A tablet mass which corresponds to 150 mg IRB and 12.5 mg HCT was dissolved in 100 mL volumetric flask with methanol, placed into a ultrasonic bath and filtrated. 2 mL of filtrate were diluted with methanol to 10 mL.

4. Conclusions

Experimental design methodology was used for simultaneous HPLC determination of irbesartan and hydrochlorothiazide in combined dosage forms. The significant feature of these combinations lies in the fact that hydrochlorothiazide is present in minute amounts compared to irbesartan which makes for a more complicated and tedious analysis.

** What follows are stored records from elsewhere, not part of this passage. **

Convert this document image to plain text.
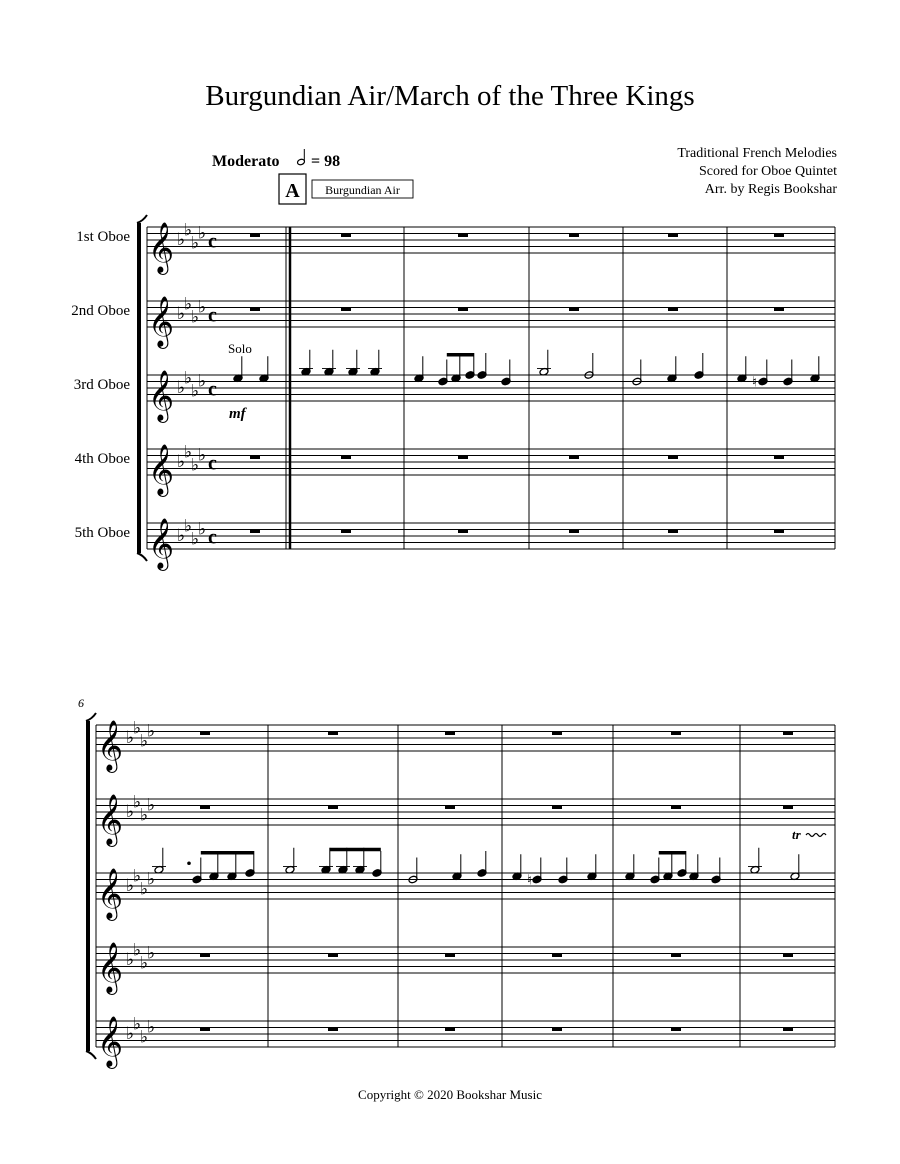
Burgundian Air/March of the Three Kings
Traditional French Melodies
Scored for Oboe Quintet
Arr. by Regis Bookshar
Moderato = 98
A Burgundian Air
1st Oboe
2nd Oboe
3rd Oboe
4th Oboe
5th Oboe
Solo
mf
6
tr
𝄞 ♭
♭
♭
♭ c
𝄞 ♭
♭
♭
♭ c
𝄞 ♭
♭
♭
♭ c
𝄞 ♭
♭
♭
♭ c
𝄞 ♭
♭
♭
♭ c
♮
𝄞 ♭
♭
♭
♭
𝄞 ♭
♭
♭
♭
𝄞 ♭
♭
♭
♭
𝄞 ♭
♭
♭
♭
𝄞 ♭
♭
♭
♭
♮
Copyright © 2020 Bookshar Music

The chemometric approach for optimization of chromatographic separation of irbesartan and hydrochlorothiazide has been demonstrated. The chemometric methodology chosen for the particular objectives was very successful in the retention behavior exploration. Since there was a mix of linear responses with different targets, Derringer′s desirability function was applied. After defining a global desirability according to the accepted constraints, optimal chromatographic conditions were established.

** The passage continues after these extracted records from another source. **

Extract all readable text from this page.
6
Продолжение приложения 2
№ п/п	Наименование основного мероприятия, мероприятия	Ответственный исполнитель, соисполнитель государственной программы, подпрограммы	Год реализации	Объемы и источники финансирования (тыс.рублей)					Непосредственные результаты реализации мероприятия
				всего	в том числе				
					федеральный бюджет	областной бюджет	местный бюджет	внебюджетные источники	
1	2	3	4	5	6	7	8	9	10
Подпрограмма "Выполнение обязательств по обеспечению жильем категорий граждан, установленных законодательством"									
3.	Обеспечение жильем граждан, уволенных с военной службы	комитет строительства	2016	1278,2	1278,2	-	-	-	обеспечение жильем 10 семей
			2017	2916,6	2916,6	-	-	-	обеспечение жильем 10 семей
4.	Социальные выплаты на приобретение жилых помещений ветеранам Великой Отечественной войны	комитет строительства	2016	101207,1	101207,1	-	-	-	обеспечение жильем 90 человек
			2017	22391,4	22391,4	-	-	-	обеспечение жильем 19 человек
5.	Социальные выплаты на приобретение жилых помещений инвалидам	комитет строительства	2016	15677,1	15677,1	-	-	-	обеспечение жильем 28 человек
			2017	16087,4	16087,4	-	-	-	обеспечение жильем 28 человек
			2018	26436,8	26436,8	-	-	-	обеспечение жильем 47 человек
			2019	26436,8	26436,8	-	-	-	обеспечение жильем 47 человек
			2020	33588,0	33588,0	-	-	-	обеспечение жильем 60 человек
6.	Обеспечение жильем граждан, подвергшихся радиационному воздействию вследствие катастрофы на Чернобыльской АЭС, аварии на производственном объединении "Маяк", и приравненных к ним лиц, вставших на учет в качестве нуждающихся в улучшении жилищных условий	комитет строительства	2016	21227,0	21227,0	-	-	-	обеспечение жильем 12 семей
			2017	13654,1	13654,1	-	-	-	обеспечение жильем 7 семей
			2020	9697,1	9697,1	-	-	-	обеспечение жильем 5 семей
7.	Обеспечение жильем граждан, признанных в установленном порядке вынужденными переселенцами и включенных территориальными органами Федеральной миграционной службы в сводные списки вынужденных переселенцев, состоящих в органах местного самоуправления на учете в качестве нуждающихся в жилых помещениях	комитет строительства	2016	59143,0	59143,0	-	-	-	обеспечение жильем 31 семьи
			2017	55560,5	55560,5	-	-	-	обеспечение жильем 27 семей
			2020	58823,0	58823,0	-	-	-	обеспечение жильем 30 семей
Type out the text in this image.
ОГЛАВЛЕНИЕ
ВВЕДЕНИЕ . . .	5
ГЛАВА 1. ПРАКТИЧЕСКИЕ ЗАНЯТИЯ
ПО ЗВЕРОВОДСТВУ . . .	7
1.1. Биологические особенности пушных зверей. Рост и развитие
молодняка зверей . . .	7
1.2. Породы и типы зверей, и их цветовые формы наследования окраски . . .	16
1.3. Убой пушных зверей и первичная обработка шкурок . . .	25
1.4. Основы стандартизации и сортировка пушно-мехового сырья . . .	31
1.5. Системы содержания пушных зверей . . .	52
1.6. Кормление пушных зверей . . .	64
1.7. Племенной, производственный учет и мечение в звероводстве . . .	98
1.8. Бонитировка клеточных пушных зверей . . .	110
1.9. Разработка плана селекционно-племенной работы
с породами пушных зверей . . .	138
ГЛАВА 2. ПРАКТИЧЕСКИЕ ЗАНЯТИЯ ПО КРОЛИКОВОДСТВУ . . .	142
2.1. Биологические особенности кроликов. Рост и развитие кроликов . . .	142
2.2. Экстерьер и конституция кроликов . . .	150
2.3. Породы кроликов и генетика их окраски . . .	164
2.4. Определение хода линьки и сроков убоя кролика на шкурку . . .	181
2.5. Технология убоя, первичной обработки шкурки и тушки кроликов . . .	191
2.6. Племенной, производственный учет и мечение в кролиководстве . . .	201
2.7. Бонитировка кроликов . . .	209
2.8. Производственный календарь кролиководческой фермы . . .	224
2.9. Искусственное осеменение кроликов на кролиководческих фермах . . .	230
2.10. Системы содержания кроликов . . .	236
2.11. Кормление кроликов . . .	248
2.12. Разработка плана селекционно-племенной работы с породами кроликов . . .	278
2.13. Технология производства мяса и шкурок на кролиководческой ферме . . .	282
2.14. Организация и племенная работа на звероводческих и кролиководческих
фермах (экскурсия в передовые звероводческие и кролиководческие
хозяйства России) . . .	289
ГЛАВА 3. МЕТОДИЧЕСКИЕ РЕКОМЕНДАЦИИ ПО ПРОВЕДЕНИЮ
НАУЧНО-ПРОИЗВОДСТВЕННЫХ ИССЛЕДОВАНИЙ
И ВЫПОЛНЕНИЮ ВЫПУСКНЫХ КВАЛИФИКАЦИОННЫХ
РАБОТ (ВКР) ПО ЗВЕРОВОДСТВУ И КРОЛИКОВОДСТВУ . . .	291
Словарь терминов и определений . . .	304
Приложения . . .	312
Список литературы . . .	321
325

The proposed HPLC method was validated according to ICH guidelines. From the study of validation parameters, it was observed that the method is specific, accurate, precise, reproducible and is not time-consuming (run time is less than six minutes). Since there was no interference from other components present in the dosage forms, complicated procedures for extraction were not required. The results obtained in this study corroborate that the proposed HPLC method can be used for routine quantitative analyses of the investigated compounds in a mixture or for their individual determination in pharmaceutical dosage forms.